Thomas Scotto, Jo Hoestlandt et Manon Karsenti

Éditions du Pourquoi Pas

C’est dimanche soir. Peut-être que la veille, certains auront trouvé le nom du petit bal perdu dont Bourvil ne se souvient plus…Peut-être que des filles et des garçons sont allés insouciants main dans la main. Même que c’était bien…

C’était bien ce moment suspendu, où les pieds frôlent le sol avant un envol partagé. Par amitié, ou plus si affinité, on se prend par la main. On plaisante, on joue, on boit, on défie la gravitation, la prudence, l’insouciance… Sur skate ou dans la danse, entrez dans l’étrange…

L’étrange du bal perdu, ce sont ces instants joyeux avant le coup de feu. Non pas celui du service des gens de salle, non. Le coup de feu qui ce jour-là tua Jaurès et avec lui, les espoirs d’un avenir apaisé.

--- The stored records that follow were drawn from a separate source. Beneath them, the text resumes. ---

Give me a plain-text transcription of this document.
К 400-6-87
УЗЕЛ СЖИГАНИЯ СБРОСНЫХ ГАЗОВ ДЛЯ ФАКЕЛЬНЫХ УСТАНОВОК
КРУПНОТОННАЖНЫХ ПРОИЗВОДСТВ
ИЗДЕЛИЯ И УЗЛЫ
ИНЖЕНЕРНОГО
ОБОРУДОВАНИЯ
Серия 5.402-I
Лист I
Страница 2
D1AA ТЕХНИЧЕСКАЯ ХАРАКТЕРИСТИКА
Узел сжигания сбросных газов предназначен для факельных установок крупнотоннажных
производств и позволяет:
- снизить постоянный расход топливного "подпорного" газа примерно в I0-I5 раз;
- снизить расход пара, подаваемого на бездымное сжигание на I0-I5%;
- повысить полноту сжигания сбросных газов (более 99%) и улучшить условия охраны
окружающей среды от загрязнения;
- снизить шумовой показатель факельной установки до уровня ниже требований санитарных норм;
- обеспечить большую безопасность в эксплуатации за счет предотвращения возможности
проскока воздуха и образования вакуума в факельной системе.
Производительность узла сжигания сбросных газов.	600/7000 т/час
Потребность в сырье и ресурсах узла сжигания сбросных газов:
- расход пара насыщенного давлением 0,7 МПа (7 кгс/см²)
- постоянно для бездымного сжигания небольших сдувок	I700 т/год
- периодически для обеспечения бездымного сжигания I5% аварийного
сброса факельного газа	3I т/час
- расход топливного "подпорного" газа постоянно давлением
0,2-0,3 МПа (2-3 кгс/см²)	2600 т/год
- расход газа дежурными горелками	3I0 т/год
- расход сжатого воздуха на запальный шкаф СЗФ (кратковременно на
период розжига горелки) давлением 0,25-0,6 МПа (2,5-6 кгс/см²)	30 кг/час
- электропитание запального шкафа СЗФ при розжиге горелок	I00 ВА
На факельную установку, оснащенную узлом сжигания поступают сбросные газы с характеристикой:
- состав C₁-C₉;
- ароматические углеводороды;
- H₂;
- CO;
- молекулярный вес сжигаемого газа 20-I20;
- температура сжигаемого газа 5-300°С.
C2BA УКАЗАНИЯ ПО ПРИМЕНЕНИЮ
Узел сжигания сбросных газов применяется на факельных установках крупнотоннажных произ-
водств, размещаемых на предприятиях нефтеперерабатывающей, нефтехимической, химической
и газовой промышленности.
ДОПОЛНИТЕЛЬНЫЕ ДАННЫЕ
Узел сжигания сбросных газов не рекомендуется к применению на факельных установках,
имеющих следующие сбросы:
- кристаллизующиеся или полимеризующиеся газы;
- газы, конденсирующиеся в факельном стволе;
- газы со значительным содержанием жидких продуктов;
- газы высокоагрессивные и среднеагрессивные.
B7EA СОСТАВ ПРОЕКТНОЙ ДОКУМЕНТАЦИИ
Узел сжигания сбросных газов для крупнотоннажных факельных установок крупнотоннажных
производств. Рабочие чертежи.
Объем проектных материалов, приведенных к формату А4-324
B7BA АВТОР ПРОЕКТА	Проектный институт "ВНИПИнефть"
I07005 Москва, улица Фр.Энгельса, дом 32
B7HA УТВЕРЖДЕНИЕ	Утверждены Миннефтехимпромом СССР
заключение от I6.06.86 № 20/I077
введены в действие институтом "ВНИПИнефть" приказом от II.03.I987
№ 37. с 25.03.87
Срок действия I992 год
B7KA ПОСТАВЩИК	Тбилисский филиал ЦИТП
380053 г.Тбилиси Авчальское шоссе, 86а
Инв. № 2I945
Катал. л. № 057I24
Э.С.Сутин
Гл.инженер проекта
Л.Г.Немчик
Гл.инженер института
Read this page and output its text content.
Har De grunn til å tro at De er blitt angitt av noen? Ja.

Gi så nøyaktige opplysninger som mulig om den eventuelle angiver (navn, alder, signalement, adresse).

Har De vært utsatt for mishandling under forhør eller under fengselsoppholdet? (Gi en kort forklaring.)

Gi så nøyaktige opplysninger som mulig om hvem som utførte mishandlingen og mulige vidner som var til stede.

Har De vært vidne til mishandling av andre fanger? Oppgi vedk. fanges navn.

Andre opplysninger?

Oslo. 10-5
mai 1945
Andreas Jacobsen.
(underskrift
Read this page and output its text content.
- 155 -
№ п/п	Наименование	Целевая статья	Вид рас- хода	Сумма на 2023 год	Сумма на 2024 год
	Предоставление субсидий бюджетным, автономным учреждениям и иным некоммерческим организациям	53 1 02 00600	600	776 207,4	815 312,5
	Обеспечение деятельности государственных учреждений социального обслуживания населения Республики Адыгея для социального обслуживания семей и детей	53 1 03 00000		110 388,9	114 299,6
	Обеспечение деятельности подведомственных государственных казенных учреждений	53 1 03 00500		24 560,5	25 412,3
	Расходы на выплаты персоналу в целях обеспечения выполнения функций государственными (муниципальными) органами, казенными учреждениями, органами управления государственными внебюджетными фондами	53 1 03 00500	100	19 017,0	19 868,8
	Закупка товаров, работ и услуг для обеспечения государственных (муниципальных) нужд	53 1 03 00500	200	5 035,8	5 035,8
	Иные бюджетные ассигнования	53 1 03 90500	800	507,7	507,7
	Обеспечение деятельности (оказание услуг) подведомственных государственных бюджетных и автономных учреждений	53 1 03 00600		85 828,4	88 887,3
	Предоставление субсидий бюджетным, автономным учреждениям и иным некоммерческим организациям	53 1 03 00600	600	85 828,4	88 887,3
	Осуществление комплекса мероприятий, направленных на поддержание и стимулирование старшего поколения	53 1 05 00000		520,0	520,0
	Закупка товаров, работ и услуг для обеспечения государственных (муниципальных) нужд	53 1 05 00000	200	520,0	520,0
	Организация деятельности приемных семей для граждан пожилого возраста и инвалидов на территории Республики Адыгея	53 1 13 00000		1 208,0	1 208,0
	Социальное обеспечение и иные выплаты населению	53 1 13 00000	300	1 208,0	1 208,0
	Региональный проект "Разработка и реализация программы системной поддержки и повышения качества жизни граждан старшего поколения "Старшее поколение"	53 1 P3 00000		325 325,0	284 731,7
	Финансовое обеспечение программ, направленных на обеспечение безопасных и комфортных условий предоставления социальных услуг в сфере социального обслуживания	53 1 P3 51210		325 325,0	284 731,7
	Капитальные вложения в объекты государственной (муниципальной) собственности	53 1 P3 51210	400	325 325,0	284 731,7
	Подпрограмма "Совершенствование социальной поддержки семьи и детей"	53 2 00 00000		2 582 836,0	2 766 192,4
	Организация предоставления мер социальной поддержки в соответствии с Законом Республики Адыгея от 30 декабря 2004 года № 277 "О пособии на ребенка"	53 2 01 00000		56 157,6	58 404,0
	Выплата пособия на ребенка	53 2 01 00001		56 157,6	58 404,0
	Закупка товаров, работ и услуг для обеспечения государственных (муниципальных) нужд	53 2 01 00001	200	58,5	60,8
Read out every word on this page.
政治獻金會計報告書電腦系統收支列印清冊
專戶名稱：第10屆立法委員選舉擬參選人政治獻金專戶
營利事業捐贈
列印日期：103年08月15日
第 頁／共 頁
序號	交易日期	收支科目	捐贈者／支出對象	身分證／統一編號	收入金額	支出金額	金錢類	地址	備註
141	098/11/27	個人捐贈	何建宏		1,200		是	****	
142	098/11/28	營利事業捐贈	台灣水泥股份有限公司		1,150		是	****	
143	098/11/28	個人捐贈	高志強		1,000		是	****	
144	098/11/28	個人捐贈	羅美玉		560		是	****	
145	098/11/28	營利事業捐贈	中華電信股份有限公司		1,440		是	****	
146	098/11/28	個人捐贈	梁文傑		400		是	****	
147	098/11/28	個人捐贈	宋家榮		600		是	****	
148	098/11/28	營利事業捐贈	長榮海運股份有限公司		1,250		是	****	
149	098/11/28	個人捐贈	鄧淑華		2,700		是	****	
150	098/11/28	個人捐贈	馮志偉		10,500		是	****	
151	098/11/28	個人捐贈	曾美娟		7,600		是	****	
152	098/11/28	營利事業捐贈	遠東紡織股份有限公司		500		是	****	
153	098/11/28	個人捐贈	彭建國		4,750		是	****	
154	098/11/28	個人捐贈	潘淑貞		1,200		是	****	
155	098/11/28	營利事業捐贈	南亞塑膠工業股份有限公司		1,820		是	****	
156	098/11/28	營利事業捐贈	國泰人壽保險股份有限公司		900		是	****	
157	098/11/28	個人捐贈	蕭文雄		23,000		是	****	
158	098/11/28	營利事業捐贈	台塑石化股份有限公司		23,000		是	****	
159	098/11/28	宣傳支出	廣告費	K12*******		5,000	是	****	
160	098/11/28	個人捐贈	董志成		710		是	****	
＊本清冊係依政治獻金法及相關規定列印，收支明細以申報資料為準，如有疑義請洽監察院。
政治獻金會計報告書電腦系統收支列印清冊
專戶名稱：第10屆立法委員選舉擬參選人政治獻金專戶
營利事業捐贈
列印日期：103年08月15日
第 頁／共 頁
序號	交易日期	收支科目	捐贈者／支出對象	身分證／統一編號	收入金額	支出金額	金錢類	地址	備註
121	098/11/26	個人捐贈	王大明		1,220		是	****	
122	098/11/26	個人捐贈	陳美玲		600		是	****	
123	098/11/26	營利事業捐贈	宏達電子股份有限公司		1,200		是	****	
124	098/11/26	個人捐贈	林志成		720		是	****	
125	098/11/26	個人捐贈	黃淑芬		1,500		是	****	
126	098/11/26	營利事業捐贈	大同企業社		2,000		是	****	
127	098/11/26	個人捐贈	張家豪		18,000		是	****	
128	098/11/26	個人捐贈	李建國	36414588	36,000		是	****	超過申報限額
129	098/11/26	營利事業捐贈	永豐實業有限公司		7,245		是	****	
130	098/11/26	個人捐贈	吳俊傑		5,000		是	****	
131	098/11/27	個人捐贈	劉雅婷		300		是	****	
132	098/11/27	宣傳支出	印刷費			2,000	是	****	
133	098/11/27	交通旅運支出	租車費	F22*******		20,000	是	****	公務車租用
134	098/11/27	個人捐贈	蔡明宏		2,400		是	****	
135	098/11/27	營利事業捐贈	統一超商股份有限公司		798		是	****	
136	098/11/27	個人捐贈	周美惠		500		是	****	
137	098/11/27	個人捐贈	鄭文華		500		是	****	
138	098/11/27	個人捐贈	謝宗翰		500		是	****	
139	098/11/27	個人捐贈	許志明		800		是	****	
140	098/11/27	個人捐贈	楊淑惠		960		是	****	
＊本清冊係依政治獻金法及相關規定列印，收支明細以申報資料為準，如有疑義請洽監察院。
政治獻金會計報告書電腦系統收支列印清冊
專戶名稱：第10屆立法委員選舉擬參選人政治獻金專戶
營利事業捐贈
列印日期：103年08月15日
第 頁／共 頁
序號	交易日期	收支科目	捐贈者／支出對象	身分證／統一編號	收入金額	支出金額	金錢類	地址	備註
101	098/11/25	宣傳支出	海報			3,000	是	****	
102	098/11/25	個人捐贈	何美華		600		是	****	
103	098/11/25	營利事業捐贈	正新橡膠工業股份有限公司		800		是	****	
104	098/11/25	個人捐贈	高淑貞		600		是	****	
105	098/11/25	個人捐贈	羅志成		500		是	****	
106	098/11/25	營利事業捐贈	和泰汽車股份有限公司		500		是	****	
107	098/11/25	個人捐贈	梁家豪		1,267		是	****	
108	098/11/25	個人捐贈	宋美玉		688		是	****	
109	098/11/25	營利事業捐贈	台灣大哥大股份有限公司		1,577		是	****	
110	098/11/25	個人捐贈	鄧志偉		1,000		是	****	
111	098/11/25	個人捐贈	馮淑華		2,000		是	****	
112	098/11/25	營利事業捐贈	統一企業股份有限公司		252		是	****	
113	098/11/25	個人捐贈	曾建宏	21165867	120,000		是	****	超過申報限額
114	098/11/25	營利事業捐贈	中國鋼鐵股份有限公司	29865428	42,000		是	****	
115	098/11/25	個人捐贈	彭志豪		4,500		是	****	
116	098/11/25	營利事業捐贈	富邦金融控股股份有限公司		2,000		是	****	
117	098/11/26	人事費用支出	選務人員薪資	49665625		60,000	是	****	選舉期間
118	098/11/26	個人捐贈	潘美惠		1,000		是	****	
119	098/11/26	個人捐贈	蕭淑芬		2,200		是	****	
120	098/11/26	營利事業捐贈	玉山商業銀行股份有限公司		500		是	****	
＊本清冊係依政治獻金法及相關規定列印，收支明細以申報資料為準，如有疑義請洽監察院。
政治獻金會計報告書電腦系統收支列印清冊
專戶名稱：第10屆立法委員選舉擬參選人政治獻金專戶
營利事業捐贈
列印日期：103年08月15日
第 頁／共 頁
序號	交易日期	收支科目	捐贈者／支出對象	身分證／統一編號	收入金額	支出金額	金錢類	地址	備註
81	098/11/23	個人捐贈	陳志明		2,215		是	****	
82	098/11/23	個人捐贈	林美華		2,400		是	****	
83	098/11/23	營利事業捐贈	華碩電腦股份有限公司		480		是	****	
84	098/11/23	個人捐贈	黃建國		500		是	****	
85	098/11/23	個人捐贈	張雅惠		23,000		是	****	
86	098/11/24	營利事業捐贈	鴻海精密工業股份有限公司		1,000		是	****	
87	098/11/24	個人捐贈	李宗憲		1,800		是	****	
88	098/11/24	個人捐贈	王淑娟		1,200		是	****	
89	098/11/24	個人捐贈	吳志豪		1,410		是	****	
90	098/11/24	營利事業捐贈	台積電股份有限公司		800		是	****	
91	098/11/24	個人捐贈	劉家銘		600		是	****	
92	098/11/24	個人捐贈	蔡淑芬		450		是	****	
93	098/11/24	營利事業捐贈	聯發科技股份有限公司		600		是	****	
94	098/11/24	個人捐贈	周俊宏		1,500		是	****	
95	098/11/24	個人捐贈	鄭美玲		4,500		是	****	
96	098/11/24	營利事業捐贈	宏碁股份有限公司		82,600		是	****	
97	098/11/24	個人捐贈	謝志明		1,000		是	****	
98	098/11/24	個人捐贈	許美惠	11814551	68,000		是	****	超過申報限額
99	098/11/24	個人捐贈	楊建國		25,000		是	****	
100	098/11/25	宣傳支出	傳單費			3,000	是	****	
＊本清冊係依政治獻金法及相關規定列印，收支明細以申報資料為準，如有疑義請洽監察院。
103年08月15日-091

On connaît la suite…

L’étrange des airs sauvages c’est la violence qui fond sans préavis sur des adolescents juste parce qu’ils sont à cet endroit-là, rue Jean Jaurès, au mauvais moment.

Jo Hoestlandt et Thomas Scotto interrompent la musique pour un flash spécial : la violence ne prévient pas. Le temps passe. Souvent les gens oublient la grande Histoire. Mais les rues, elles, se rappellent. Théâtres du présent et de sa violence, elles ont vu passer les engagés de 14-18, plus tard le retour des gueules cassées, puis les étoiles jaunes, et maintenant les coups gratos qui vous tombent dessus à la manière d’une fiente de pigeon. Sans prévenir.

Jo et Thomas, avec leurs plumes en étendard de dialogue, frappent nos consciences. Parce que la vie en rose et les espoirs fleurs bleues illustrés par Manon Karsenti ne devraient pas se mériter…

Parce que finalement, l’insouciance mérite un peu d’activisme. Pour que les notes roses et bleues continuent d’essaimer dans le cœur de la jeunesse.